Quatro brasileiros, dentre eles três maranhenses, estão há 43 dias presos na região de Imataca, na Venezuela, após terem sido flagrados trabalhando em um garimpo ilegal no país. Aos familiares, eles alegam que foram torturados e submetidos à condições subumanas.

Os maranhenses são Lucília Ferreira do Nascimento, da cidade de Poção de Pedras; Francisco Cunha Silva, de Bom Jardim e Samuel da Conceição, de Lagoa Grande do Maranhão.

O trio foi preso pelo Exército da Venezuela em 26 de outubro, em uma área de garimpo, próxima a fronteira com a Guiana Francesa e cerca de 700 km de Caracas, capital da Venezuela.

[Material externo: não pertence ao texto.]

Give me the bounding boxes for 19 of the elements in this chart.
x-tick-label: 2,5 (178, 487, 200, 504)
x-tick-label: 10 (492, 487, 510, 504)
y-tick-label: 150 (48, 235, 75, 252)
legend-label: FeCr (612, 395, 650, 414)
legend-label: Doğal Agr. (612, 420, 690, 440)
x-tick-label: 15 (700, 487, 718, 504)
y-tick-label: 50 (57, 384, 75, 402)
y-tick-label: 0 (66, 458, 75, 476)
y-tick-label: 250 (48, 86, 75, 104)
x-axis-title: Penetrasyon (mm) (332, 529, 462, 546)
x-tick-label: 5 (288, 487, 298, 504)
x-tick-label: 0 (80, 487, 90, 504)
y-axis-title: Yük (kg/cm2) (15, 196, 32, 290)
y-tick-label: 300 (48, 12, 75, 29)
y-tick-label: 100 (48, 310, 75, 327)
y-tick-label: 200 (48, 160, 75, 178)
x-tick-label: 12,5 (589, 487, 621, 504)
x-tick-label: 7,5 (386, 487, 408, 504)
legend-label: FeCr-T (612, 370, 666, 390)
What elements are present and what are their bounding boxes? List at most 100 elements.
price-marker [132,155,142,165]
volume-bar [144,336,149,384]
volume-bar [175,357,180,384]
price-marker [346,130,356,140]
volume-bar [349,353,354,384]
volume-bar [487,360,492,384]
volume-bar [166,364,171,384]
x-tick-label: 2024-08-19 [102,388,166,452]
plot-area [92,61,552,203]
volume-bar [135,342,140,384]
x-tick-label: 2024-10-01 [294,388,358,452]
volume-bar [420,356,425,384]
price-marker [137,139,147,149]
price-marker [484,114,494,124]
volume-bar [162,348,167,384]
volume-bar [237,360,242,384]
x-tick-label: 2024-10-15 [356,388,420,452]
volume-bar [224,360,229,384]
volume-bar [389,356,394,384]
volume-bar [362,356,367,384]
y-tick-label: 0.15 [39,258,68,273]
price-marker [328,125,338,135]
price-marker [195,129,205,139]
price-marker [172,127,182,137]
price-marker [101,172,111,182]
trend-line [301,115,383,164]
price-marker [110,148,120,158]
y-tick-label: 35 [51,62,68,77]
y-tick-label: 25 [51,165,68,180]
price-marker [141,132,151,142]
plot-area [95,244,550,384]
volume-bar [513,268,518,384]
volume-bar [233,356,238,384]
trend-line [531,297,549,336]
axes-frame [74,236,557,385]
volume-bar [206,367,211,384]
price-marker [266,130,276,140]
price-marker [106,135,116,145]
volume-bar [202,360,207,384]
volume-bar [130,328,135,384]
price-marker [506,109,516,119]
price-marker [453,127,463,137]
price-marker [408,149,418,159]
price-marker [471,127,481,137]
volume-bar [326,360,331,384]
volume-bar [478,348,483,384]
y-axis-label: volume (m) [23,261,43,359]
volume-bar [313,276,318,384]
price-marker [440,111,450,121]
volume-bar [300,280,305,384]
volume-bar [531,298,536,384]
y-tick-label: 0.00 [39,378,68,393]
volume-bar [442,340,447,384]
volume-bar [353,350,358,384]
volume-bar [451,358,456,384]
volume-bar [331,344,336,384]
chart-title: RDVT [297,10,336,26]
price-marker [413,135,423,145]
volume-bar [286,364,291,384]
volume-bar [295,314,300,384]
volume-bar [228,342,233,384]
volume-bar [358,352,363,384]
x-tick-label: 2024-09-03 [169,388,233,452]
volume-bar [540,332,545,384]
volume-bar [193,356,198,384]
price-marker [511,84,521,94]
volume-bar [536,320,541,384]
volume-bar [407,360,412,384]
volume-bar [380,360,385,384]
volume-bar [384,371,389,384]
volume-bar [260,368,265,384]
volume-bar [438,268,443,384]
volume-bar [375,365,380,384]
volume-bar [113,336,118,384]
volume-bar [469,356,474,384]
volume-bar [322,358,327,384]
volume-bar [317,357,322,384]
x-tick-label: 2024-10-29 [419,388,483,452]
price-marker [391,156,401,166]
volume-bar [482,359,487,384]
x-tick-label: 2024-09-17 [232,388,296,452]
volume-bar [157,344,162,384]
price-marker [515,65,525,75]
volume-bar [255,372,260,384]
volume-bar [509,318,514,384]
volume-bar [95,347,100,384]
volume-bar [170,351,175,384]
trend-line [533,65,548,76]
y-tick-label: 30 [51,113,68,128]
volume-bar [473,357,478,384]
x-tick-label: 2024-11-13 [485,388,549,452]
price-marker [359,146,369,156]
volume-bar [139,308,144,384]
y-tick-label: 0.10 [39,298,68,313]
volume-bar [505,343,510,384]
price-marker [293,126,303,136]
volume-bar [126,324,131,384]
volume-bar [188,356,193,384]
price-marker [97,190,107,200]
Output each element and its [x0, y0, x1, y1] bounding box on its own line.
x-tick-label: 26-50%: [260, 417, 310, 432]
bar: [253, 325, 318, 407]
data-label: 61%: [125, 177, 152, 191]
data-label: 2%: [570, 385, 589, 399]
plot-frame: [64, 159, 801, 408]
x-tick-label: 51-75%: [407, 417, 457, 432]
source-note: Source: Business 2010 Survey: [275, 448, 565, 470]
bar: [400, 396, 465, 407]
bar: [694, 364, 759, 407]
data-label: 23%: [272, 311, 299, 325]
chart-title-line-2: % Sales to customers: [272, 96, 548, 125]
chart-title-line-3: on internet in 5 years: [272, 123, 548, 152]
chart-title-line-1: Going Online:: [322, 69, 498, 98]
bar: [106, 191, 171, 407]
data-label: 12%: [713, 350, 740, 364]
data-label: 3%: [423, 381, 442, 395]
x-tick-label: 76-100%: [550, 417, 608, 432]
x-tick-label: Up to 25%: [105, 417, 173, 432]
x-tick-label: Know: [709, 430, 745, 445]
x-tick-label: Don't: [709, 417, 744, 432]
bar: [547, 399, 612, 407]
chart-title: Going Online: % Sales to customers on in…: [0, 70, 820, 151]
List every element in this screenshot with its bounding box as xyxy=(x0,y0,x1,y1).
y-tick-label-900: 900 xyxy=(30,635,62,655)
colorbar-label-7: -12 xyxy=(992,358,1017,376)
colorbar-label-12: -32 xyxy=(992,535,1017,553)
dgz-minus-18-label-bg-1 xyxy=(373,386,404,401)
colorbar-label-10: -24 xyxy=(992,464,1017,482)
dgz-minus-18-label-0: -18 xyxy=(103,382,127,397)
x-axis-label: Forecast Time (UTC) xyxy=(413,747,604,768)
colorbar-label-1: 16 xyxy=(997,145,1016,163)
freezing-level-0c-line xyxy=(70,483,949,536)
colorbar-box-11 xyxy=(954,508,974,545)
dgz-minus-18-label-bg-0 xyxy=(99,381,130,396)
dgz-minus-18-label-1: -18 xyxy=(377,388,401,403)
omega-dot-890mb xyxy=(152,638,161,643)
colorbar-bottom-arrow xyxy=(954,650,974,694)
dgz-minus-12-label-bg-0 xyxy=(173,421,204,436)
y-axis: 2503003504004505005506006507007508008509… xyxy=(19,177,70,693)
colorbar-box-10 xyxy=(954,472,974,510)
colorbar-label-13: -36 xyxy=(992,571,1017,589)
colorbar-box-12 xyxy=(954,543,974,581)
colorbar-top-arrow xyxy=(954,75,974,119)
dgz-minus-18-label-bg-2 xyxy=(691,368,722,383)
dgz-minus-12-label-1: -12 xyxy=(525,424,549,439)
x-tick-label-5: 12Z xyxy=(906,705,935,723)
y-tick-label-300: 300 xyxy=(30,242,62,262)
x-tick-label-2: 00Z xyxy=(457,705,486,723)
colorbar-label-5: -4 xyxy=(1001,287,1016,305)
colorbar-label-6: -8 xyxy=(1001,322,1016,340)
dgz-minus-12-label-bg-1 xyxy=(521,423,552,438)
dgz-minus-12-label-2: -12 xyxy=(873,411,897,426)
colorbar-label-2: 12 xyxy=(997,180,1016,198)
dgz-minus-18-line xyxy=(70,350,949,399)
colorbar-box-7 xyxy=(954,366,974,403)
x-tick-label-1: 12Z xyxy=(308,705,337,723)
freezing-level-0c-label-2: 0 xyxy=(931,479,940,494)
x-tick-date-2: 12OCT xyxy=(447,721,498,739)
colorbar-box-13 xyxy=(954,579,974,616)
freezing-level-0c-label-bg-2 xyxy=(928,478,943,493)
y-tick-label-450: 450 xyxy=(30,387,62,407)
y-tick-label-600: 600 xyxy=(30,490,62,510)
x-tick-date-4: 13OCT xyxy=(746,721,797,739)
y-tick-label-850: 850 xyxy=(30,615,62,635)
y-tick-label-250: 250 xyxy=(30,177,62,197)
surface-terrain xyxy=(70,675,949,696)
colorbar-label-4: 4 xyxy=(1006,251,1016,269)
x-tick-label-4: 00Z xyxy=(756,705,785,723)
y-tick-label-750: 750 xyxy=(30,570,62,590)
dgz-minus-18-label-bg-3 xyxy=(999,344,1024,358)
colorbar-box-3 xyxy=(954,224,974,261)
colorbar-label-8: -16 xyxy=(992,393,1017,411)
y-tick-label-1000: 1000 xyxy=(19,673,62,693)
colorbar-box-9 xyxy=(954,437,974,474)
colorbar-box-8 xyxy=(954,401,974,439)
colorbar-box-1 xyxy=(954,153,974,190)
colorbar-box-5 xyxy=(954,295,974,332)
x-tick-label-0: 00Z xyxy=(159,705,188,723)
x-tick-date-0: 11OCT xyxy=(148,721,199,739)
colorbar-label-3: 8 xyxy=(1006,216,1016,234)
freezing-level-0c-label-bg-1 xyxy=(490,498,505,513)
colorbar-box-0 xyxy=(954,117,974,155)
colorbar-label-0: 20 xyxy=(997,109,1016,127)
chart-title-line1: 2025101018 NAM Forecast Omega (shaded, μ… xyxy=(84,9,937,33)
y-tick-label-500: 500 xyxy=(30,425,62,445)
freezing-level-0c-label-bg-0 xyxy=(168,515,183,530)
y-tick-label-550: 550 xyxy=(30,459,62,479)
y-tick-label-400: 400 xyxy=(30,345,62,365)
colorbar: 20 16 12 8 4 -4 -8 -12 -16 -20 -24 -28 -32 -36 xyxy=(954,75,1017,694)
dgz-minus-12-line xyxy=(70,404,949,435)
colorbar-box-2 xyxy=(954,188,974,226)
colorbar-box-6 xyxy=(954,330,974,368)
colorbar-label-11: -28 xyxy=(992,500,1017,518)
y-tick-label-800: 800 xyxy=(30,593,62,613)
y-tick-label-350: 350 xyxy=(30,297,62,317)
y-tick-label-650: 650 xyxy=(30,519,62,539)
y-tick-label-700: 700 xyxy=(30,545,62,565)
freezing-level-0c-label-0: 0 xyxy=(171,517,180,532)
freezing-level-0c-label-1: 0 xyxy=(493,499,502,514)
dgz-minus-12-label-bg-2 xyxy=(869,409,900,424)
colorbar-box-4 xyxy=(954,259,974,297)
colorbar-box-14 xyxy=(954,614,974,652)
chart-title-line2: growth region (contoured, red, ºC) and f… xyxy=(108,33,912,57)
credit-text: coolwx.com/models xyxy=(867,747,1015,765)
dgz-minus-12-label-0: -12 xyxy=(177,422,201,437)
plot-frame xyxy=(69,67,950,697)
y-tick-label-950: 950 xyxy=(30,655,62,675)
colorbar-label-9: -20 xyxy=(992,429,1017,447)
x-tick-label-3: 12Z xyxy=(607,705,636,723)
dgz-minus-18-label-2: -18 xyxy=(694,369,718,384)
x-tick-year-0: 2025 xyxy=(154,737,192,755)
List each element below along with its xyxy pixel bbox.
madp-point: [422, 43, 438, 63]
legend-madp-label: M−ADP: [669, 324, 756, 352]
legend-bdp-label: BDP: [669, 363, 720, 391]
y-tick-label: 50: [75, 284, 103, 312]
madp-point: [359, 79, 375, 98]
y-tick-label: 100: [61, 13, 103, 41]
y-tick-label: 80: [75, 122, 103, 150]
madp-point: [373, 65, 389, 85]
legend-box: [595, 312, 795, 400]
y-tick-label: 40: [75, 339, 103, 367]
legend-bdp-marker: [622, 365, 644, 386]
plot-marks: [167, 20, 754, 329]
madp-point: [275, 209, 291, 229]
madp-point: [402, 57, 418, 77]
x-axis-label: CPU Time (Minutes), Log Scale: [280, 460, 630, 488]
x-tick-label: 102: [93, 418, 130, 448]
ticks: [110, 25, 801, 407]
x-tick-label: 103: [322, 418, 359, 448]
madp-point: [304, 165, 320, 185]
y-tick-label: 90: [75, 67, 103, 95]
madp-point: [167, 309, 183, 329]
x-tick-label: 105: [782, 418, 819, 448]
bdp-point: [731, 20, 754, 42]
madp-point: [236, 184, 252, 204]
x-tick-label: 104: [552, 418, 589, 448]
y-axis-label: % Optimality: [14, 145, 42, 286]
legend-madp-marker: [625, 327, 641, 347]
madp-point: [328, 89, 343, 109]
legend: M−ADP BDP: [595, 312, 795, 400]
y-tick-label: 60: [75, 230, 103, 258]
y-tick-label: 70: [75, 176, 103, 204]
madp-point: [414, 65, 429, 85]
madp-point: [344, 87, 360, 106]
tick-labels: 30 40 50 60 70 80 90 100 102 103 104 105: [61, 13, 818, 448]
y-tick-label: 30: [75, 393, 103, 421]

Eles foram acusados de mineração ilegal na região.

No Maranhão, familiares e amigos dos maranhenses, afirmam que eles não tiveram direito à defesa e desde então, estão sendo submetidos à condições precárias e subumanas.

Familiares contam que os maranhenses ficaram nove dias sob a custódia do Exército e não receberam nem água e nem comida e além disso, sofreram maus tratos e abusos.

A irmã de Francisco Cunha Silva afirma que os maranhenses foram torturados e o irmão teve as costelas quebradas.

"Ele tem 54 anos, ele foi machucado, foi muito torturado, aliás todos eles, mas ele foi o que mais ficou machucado. A gente ficou desesperado, sem ter dinheiro para mandar para lá, porque disseram que precisava de advogado e a gente não tem dinheiro para pagar advogado", disse Lucilene Silva, irmã de Francisco.

A apresentação dos presos à Justiça da Venezuela só aconteceu após a intervenção das autoridades do Brasil. Após terem sido liberados pelo Exército, os maranhenses foram transferidos para um presídio, onde cumprem 45 dias de detenção, prazo legal para a investigação, segundo a justiça venezuelana.